In those days, there was least awareness about law courts. Almost all the issues in rural areas were resolved by holding a meeting locally called as Punjae which was incomplete without the arrangement of Jajeer for the elders in the conclave.

In Kashmir Jajeer is still in vogue at certain places. Most of the farmers take it along to their field with tamoukh dabba (wooden or metal tobacco box with two separate parts; one far tobacco and another for waste-charcoal residue) and Kangri (traditional fire pot).  There are various shops around us where senior shopkeepers still smoke tobacco from hookah. In fact, some days back, this columnist heard an old farmer harvesting in the adjoining rice fields saying to his grand-daughter, “Ate Sozze Jajeer Yaad Kareth Yore” (send Jajeer here, anyhow).

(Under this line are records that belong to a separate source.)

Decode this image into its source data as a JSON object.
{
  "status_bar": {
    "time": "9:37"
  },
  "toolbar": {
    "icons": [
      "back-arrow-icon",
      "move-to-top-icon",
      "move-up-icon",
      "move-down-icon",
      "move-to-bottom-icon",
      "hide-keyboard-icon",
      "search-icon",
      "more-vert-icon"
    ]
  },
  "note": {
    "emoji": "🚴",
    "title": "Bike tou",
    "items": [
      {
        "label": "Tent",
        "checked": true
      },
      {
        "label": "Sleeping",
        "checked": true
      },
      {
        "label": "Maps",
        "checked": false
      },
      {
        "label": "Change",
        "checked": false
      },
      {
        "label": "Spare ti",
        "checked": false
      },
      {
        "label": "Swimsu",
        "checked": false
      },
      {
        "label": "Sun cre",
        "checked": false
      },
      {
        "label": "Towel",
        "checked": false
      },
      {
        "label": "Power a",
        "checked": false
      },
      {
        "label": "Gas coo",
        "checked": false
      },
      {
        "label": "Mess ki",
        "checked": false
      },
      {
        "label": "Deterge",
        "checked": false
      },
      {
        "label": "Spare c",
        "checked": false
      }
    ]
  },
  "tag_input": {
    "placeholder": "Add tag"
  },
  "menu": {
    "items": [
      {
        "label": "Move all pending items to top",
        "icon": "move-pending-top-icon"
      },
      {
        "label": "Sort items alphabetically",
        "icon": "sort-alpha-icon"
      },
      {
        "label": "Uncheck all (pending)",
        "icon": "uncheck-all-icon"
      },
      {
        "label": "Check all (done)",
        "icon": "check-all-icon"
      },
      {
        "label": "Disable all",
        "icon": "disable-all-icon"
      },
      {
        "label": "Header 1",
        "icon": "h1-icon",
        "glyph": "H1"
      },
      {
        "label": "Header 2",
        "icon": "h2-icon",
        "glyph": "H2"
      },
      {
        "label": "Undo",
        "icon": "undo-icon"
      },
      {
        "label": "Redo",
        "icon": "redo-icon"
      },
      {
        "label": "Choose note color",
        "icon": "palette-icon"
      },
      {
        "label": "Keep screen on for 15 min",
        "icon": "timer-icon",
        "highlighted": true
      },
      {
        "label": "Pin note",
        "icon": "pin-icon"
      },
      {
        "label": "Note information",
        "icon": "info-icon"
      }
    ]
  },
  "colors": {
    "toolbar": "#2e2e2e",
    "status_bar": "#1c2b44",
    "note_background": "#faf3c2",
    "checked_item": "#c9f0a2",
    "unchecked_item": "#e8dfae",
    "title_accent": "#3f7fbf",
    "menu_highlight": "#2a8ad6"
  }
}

It is interesting to mention here that there were two types of tambaku. One was “gubb tamoukh” (heavy doze) and another “lutte tamoukh” (light doze). And the smokers of Jajeer kept tobacco with them the variety they liked. I recall, there was an Uncle in my village who would often send me to the nearby town to bring tobacco from a shopkeeper who was popularly known among his customers as Nabbe Tamoukh. And on Sundays, he would give me the task of replacing the water of the Jajeer (bowl) from the nearby well in the courtyard.

Despite the thought that it was the safe way of smoking, recent studies proved that hookah smoking is more harmful than the puffing of cigarettes. The smoke produced by Jajeer contains toxin chemicals such as nicotine, carbon monoxide and cancer causing substances which can damage the respiratory system with other vital organs and may cause lung cancer, esophageal cancer, low birth weight and pancreatic cancer, etc. The mouth-piece of Jajeer which is not frequently cleaned, may pose high risk of infectious disease like tuberculosis, hepatitis C, etc.

Tail Piece: We must refrain ourselves from all forms of smoking. Not only does it cause cancer, but it also increases the risk of dying from heart attack and stroke, the two leading causes of death in the Valley.

The author is a teacher by profession.